To maintain program status, students who are completing the course requirement of the MSc IS program must complete a minimum of six credits of course and/or project work during each academic year. Students who fail to maintain a minimum course load will be placed on academic probation.
The volatility of the subject matter requires that the degree of MSc IS must be completed within five academic years from the program admission date.
If a student is unable to complete the program within the expected maximum number of years for completion, a program extension may be considered. Requests for an extension will be considered only under compelling circumstances.
The maximum length of a program extension is one (1) year. In exceptional circumstances students may reapply if additional time is necessary.
For further information on Program Extension Requests please refer to the Faculty of Graduate Studies, Graduate Handbook.
A program extension (continuation) fee will be paid by the student upon approval of the program extension.

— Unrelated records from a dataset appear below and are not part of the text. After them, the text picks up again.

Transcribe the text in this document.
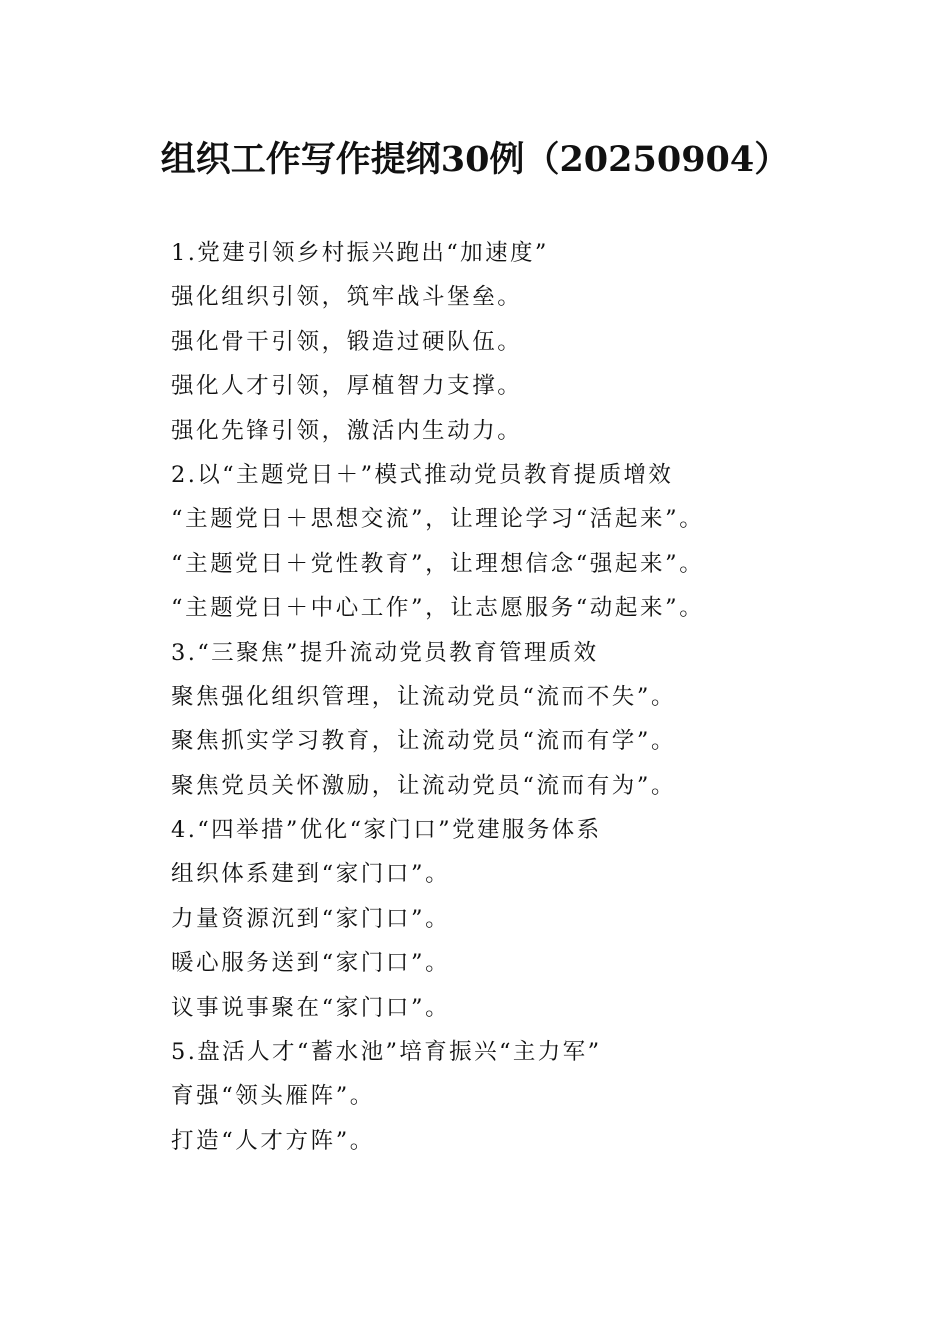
组织工作写作提纲30例（20250904）
1.党建引领乡村振兴跑出“加速度”
强化组织引领，筑牢战斗堡垒。
强化骨干引领，锻造过硬队伍。
强化人才引领，厚植智力支撑。
强化先锋引领，激活内生动力。
2.以“主题党日＋”模式推动党员教育提质增效
“主题党日＋思想交流”，让理论学习“活起来”。
“主题党日＋党性教育”，让理想信念“强起来”。
“主题党日＋中心工作”，让志愿服务“动起来”。
3.“三聚焦”提升流动党员教育管理质效
聚焦强化组织管理，让流动党员“流而不失”。
聚焦抓实学习教育，让流动党员“流而有学”。
聚焦党员关怀激励，让流动党员“流而有为”。
4.“四举措”优化“家门口”党建服务体系
组织体系建到“家门口”。
力量资源沉到“家门口”。
暖心服务送到“家门口”。
议事说事聚在“家门口”。
5.盘活人才“蓄水池”培育振兴“主力军”
育强“领头雁阵”。
打造“人才方阵”。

While enrolled in the program there may be situations in which students are temporarily unable to meet the program requirements at that time. One alternative for the student is to request a deferral in order to suspend the program requirements for a period of time. The maximum length of one deferral is one (1) year. In special circumstances, students may reapply for a second year of deferral during their time in their program. For further information on Program Deferral Requests please refer to the Faculty of Graduate Studies, Graduate Handbook.
Information effective September 1, 2018 to August 31, 2019.